Half Precision
Half precision training could bring benefits:
- using less GPU memory, supporting larger network.
- training faster.
Half data type
Half data type definition
The IEEE 754 standard specifies a binary16 as having the following format: Sign bit: 1 bit Exponent width: 5 bits Significand precision: 11 bits (10 explicitly stored)
Half data type operation
Load data in fp32 and easily convert to fp16 by casting.
>>> from singa import tensor, device
>>> dev = device.create_cuda_gpu()
>>> x = tensor.random((2,3),dev)
>>> x
[[0.7703407 0.42764223 0.5872884 ]
[0.78362167 0.70469785 0.64975065]], float32
>>> y = x.as_type(tensor.float16)
>>> y
[[0.7705 0.4277 0.5874]
[0.7837 0.7046 0.65 ]], float16
Primary operations are supported in fp16.
>>> y+y
[[1.541 0.8555 1.175 ]
[1.567 1.409 1.3 ]], float16
Training in Half
Training in Half three step
Training in half precision could be done easily in three steps:
- Load data and convert to half
- Set data type of optimizer
- Train model as usual
# cast input data to fp16
x = load_data()
x = x.astype(np.float16)
tx = tensor.from_numpy(x)
# load model
model = build_model()
# set optimizer dtype to fp16
sgd = opt.SGD(lr=0.1, dtype=tensor.float16)
# train as usual
out, loss = model(tx, ty)
Example
An example script is train_cnn.py
, run below command to train in half.
python examples/cnn/train_cnn.py cnn mnist -pfloat16
Implementation
Half Type Dependency
This half implementation is integrated in C++ backend as general half type support.
To run on GPU, __half
is available in Cuda math API. To support __half
math
operation, it is required to compile against Nvidia compute arch > 6.0 (Pascal).
Nvidia Hardware Acceleration: Tensor Core
Tensor Core released by Nvidia further accelerates half precision and multiples throughput for operations like GEMM(CuBlas) and convolution(CuDNN).
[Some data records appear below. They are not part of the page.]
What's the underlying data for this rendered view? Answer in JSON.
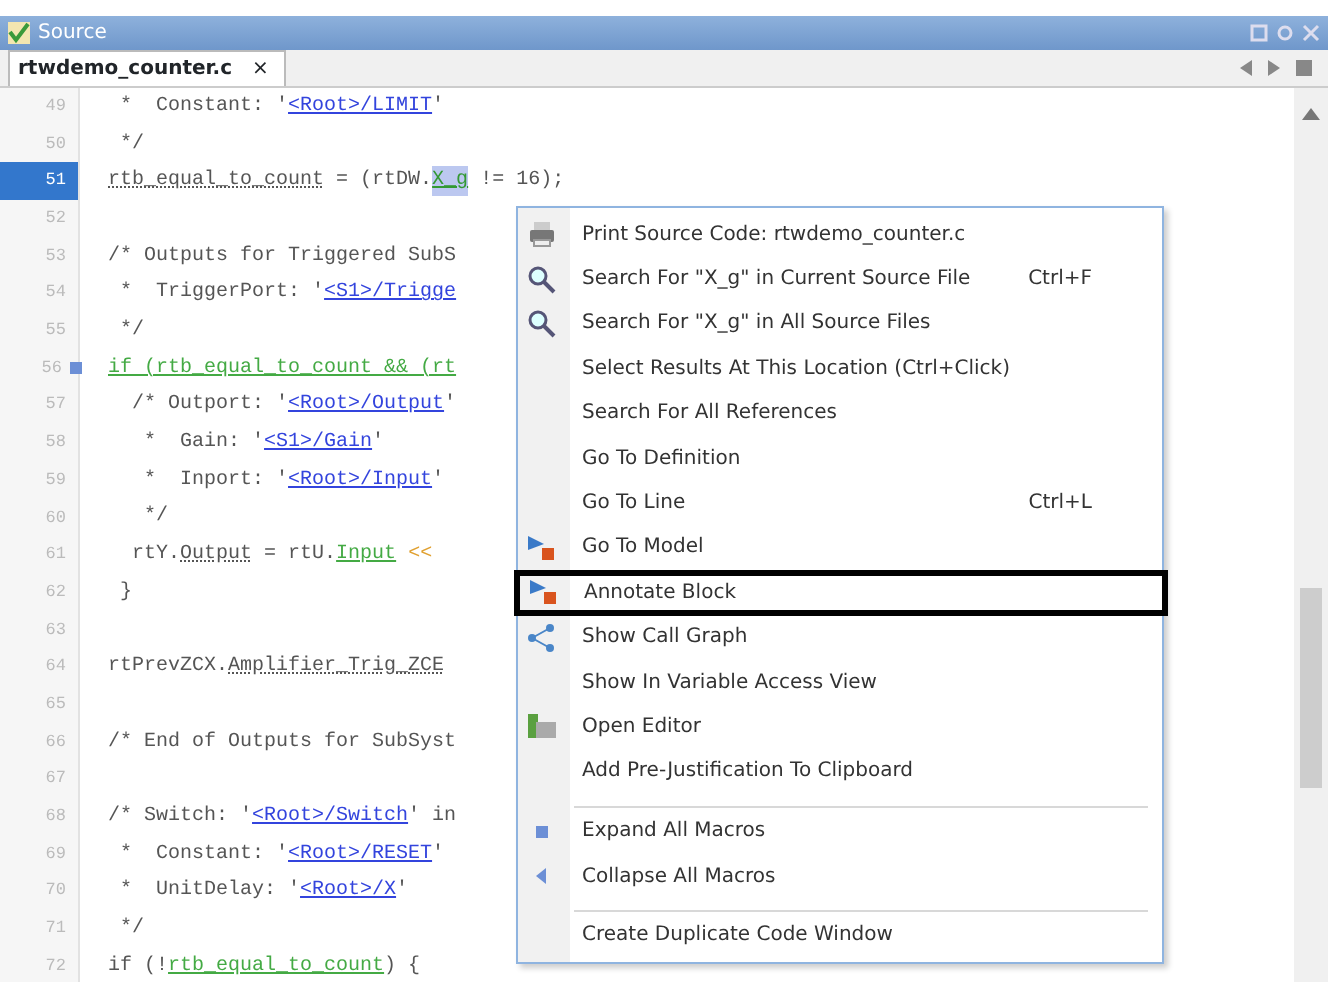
{
  "window": {
    "title": "Source"
  },
  "tabs": [
    {
      "label": "rtwdemo_counter.c",
      "close": "×",
      "selected": true
    }
  ],
  "code": {
    "lines": [
      {
        "number": "49",
        "selected": false,
        "fold_marker": false,
        "segments": [
          {
            "kind": "plain",
            "text": " *  Constant: '"
          },
          {
            "kind": "link",
            "text": "<Root>/LIMIT"
          },
          {
            "kind": "plain",
            "text": "'"
          }
        ]
      },
      {
        "number": "50",
        "selected": false,
        "fold_marker": false,
        "segments": [
          {
            "kind": "plain",
            "text": " */"
          }
        ]
      },
      {
        "number": "51",
        "selected": true,
        "fold_marker": false,
        "segments": [
          {
            "kind": "var",
            "text": "rtb_equal_to_count"
          },
          {
            "kind": "plain",
            "text": " = (rtDW."
          },
          {
            "kind": "highlight",
            "text": "X_g"
          },
          {
            "kind": "plain",
            "text": " != 16);"
          }
        ]
      },
      {
        "number": "52",
        "selected": false,
        "fold_marker": false
      },
      {
        "number": "53",
        "selected": false,
        "fold_marker": false,
        "segments": [
          {
            "kind": "plain",
            "text": "/* Outputs for Triggered SubS"
          }
        ]
      },
      {
        "number": "54",
        "selected": false,
        "fold_marker": false,
        "segments": [
          {
            "kind": "plain",
            "text": " *  TriggerPort: '"
          },
          {
            "kind": "link",
            "text": "<S1>/Trigge"
          }
        ]
      },
      {
        "number": "55",
        "selected": false,
        "fold_marker": false,
        "segments": [
          {
            "kind": "plain",
            "text": " */"
          }
        ]
      },
      {
        "number": "56",
        "selected": false,
        "fold_marker": true,
        "segments": [
          {
            "kind": "green",
            "text": "if (rtb_equal_to_count && (rt"
          }
        ]
      },
      {
        "number": "57",
        "selected": false,
        "fold_marker": false,
        "segments": [
          {
            "kind": "plain",
            "text": "  /* Outport: '"
          },
          {
            "kind": "link",
            "text": "<Root>/Output"
          },
          {
            "kind": "plain",
            "text": "'"
          }
        ]
      },
      {
        "number": "58",
        "selected": false,
        "fold_marker": false,
        "segments": [
          {
            "kind": "plain",
            "text": "   *  Gain: '"
          },
          {
            "kind": "link",
            "text": "<S1>/Gain"
          },
          {
            "kind": "plain",
            "text": "'"
          }
        ]
      },
      {
        "number": "59",
        "selected": false,
        "fold_marker": false,
        "segments": [
          {
            "kind": "plain",
            "text": "   *  Inport: '"
          },
          {
            "kind": "link",
            "text": "<Root>/Input"
          },
          {
            "kind": "plain",
            "text": "'"
          }
        ]
      },
      {
        "number": "60",
        "selected": false,
        "fold_marker": false,
        "segments": [
          {
            "kind": "plain",
            "text": "   */"
          }
        ]
      },
      {
        "number": "61",
        "selected": false,
        "fold_marker": false,
        "segments": [
          {
            "kind": "plain",
            "text": "  rtY."
          },
          {
            "kind": "var",
            "text": "Output"
          },
          {
            "kind": "plain",
            "text": " = rtU."
          },
          {
            "kind": "green",
            "text": "Input"
          },
          {
            "kind": "operator",
            "text": "<<"
          }
        ]
      },
      {
        "number": "62",
        "selected": false,
        "fold_marker": false,
        "segments": [
          {
            "kind": "plain",
            "text": " }"
          }
        ]
      },
      {
        "number": "63",
        "selected": false,
        "fold_marker": false
      },
      {
        "number": "64",
        "selected": false,
        "fold_marker": false,
        "segments": [
          {
            "kind": "plain",
            "text": "rtPrevZCX."
          },
          {
            "kind": "var",
            "text": "Amplifier_Trig_ZCE"
          }
        ]
      },
      {
        "number": "65",
        "selected": false,
        "fold_marker": false
      },
      {
        "number": "66",
        "selected": false,
        "fold_marker": false,
        "segments": [
          {
            "kind": "plain",
            "text": "/* End of Outputs for SubSyst"
          }
        ]
      },
      {
        "number": "67",
        "selected": false,
        "fold_marker": false
      },
      {
        "number": "68",
        "selected": false,
        "fold_marker": false,
        "segments": [
          {
            "kind": "plain",
            "text": "/* Switch: '"
          },
          {
            "kind": "link",
            "text": "<Root>/Switch"
          },
          {
            "kind": "plain",
            "text": "' in"
          }
        ]
      },
      {
        "number": "69",
        "selected": false,
        "fold_marker": false,
        "segments": [
          {
            "kind": "plain",
            "text": " *  Constant: '"
          },
          {
            "kind": "link",
            "text": "<Root>/RESET"
          },
          {
            "kind": "plain",
            "text": "'"
          }
        ]
      },
      {
        "number": "70",
        "selected": false,
        "fold_marker": false,
        "segments": [
          {
            "kind": "plain",
            "text": " *  UnitDelay: '"
          },
          {
            "kind": "link",
            "text": "<Root>/X"
          },
          {
            "kind": "plain",
            "text": "'"
          }
        ]
      },
      {
        "number": "71",
        "selected": false,
        "fold_marker": false,
        "segments": [
          {
            "kind": "plain",
            "text": " */"
          }
        ]
      },
      {
        "number": "72",
        "selected": false,
        "fold_marker": false,
        "segments": [
          {
            "kind": "plain",
            "text": "if (!"
          },
          {
            "kind": "green",
            "text": "rtb_equal_to_count"
          },
          {
            "kind": "plain",
            "text": ") {"
          }
        ]
      }
    ]
  },
  "context_menu": {
    "items": [
      {
        "label": "Print Source Code: rtwdemo_counter.c",
        "kind": "printer",
        "selected": false,
        "separator_before": false
      },
      {
        "label": "Search For \"X_g\" in Current Source File",
        "shortcut": "Ctrl+F",
        "kind": "search",
        "selected": false,
        "separator_before": false
      },
      {
        "label": "Search For \"X_g\" in All Source Files",
        "kind": "search",
        "selected": false,
        "separator_before": false
      },
      {
        "label": "Select Results At This Location (Ctrl+Click)",
        "selected": false,
        "separator_before": false
      },
      {
        "label": "Search For All References",
        "selected": false,
        "separator_before": false
      },
      {
        "label": "Go To Definition",
        "selected": false,
        "separator_before": false
      },
      {
        "label": "Go To Line",
        "shortcut": "Ctrl+L",
        "selected": false,
        "separator_before": false
      },
      {
        "label": "Go To Model",
        "kind": "model",
        "selected": false,
        "separator_before": false
      },
      {
        "label": "Annotate Block",
        "kind": "model",
        "selected": true,
        "separator_before": false
      },
      {
        "label": "Show Call Graph",
        "kind": "graph",
        "selected": false,
        "separator_before": false
      },
      {
        "label": "Show In Variable Access View",
        "selected": false,
        "separator_before": false
      },
      {
        "label": "Open Editor",
        "kind": "editor",
        "selected": false,
        "separator_before": false
      },
      {
        "label": "Add Pre-Justification To Clipboard",
        "selected": false,
        "separator_before": false
      },
      {
        "label": "Expand All Macros",
        "kind": "expand",
        "selected": false,
        "separator_before": true
      },
      {
        "label": "Collapse All Macros",
        "kind": "collapse",
        "selected": false,
        "separator_before": false
      },
      {
        "label": "Create Duplicate Code Window",
        "selected": false,
        "separator_before": true
      }
    ]
  }
}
To enable Tensor core operation, there are a few restriction on GEMM dimensions, convolution channel size, Cuda version, and GPU version(Turing or later) and etc.
Implement Operations
Half operations are primarily implemented in tensor_math_cuda.h
, by
specializing operation template with half type and implementation the low level
computation.
For example, GEMM operation is implemented as:
template <>
void GEMM<half_float::half, lang::Cuda>(const half_float::half alpha,
const Tensor& A, const Tensor& B,
const half_float::half beta, Tensor* C,
Context* ctx) {
// ...
CUBLAS_CHECK(cublasGemmEx(handle, transb, transa, ncolB, nrowA, ncolA,
alphaPtr, BPtr, Btype, ldb, APtr, Atype, lda,
betaPtr, CPtr, Ctype, ldc, computeType, algo));
// ...
}